Commentary
By Liz Quirin
'Because I Said So'
We just finished celebrating Mother’s Day and will be celebrating Father’s Day next month. Two days of the year are set aside to thank and remember our parents, those who set our feet on the roads we now travel, in life and in faith.
I remember as a child, my poor, and now saintly mother, using the age old phrase: “Because I said so,” to me when she’d run out of reasonable explanations as to why I could not do something. I thought this was ridiculous reasoning and promised myself I would never utter those words. That lasted until my two children had arrived on this planet, and at the end of my wits and my rope, I heard those “ridiculous” words said. I looked around, but my mother wasn’t on the premises. Was it possible that I had said those previously objectionable words myself? Not only possible but undeniable. I had run out of answers to the “why” word, and it was the last fall-back position I could find. I grasped it and held tight until I could disengage from the “troops” and the battle of the moment.
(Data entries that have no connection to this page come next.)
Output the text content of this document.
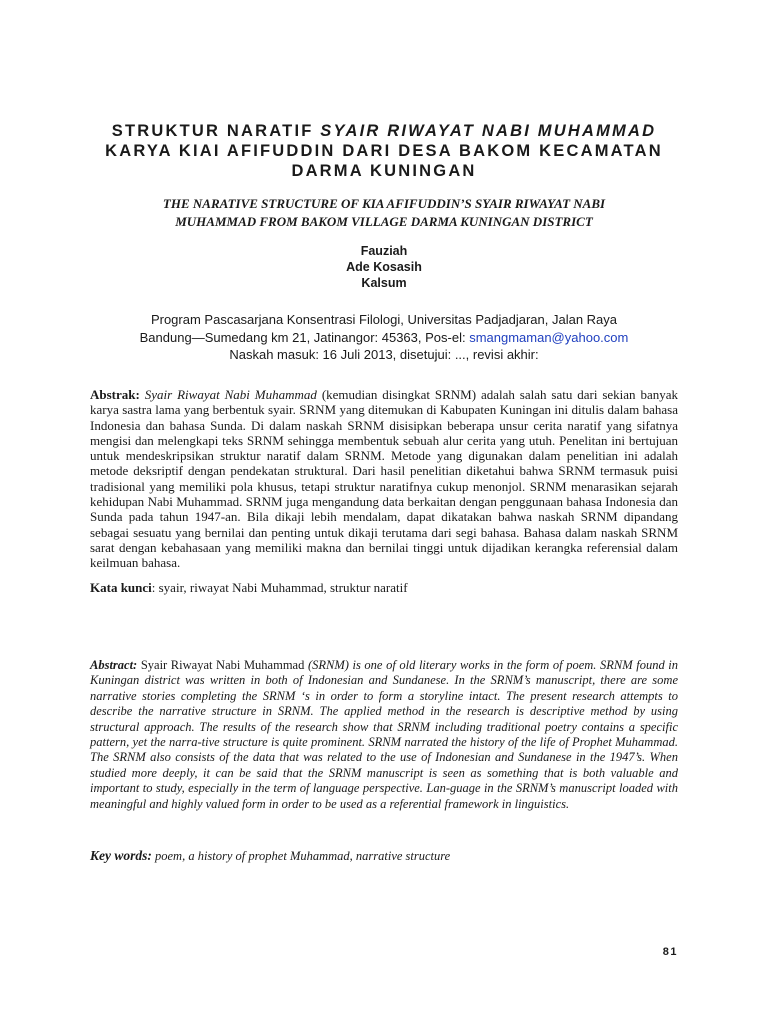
STRUKTUR NARATIF SYAIR RIWAYAT NABI MUHAMMAD
KARYA KIAI AFIFUDDIN DARI DESA BAKOM KECAMATAN
DARMA KUNINGAN
THE NARATIVE STRUCTURE OF KIA AFIFUDDIN’S SYAIR RIWAYAT NABI
MUHAMMAD FROM BAKOM VILLAGE DARMA KUNINGAN DISTRICT
Fauziah
Ade Kosasih
Kalsum
Program Pascasarjana Konsentrasi Filologi, Universitas Padjadjaran, Jalan Raya
Bandung—Sumedang km 21, Jatinangor: 45363, Pos-el: smangmaman@yahoo.com
Naskah masuk: 16 Juli 2013, disetujui: ..., revisi akhir:
Abstrak: Syair Riwayat Nabi Muhammad (kemudian disingkat SRNM) adalah salah satu dari sekian banyak karya sastra lama yang berbentuk syair. SRNM yang ditemukan di Kabupaten Kuningan ini ditulis dalam bahasa Indonesia dan bahasa Sunda. Di dalam naskah SRNM disisipkan beberapa unsur cerita naratif yang sifatnya mengisi dan melengkapi teks SRNM sehingga membentuk sebuah alur cerita yang utuh. Penelitan ini bertujuan untuk mendeskripsikan struktur naratif dalam SRNM. Metode yang digunakan dalam penelitian ini adalah metode deksriptif dengan pendekatan struktural. Dari hasil penelitian diketahui bahwa SRNM termasuk puisi tradisional yang memiliki pola khusus, tetapi struktur naratifnya cukup menonjol. SRNM menarasikan sejarah kehidupan Nabi Muhammad. SRNM juga mengandung data berkaitan dengan penggunaan bahasa Indonesia dan Sunda pada tahun 1947-an. Bila dikaji lebih mendalam, dapat dikatakan bahwa naskah SRNM dipandang sebagai sesuatu yang bernilai dan penting untuk dikaji terutama dari segi bahasa. Bahasa dalam naskah SRNM sarat dengan kebahasaan yang memiliki makna dan bernilai tinggi untuk dijadikan kerangka referensial dalam keilmuan bahasa.
Kata kunci: syair, riwayat Nabi Muhammad, struktur naratif
Abstract: Syair Riwayat Nabi Muhammad (SRNM) is one of old literary works in the form of poem. SRNM found in Kuningan district was written in both of Indonesian and Sundanese. In the SRNM’s manuscript, there are some narrative stories completing the SRNM ‘s in order to form a storyline intact. The present research attempts to describe the narrative structure in SRNM. The applied method in the research is descriptive method by using structural approach. The results of the research show that SRNM including traditional poetry contains a specific pattern, yet the narra-tive structure is quite prominent. SRNM narrated the history of the life of Prophet Muhammad. The SRNM also consists of the data that was related to the use of Indonesian and Sundanese in the 1947’s. When studied more deeply, it can be said that the SRNM manuscript is seen as something that is both valuable and important to study, especially in the term of language perspective. Lan-guage in the SRNM’s manuscript loaded with meaningful and highly valued form in order to be used as a referential framework in linguistics.
Key words: poem, a history of prophet Muhammad, narrative structure
81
My sister once said the best “pay back” a parent can have is to see an adult child struggle with his or her own children who, amazingly, is just like the parents. My mother never gloated nor openly smirked at my forays into “battle” as I tried to outwit my children when they made a move to step ahead of me. Now I’m waiting for a time in the coming years when I can see if the tradition is passed to the next generation.
I wonder, if, like my mother, I will be able to keep from gloating or smirking when my children face the prospect of answering those unending streams of “why” questions without saying “because I told you so.” Smirking is, after all, so much fun. I must admit, I may be disappointed if somehow they find the wit and wisdom to avoid that phrase. I’ll just have to wait and see.
One Sunday, not too long ago, my pastor called to me as I was walking out the door not to “lord it over” anyone that day. He was referring to a Scripture passage that had been read that weekend. I think of that passage, and that friendly advice, often as I remember my days of parenting small children. It’s so easy to “lord it over” those who are in our care or under our supervision whether children or the elderly or even in our places of work.
It is especially demoralizing and possibly degrading when a supervisor or someone in a position of authority behaves more like a parent than a colleague. Most of us have come across situations when we have seen unfair or unjust practices whether aimed at us or someone else.
While we can generally do nothing to right that wrong, we can and should make sure we do not “lord it over” our children, our elderly or anyone else because “God says so.”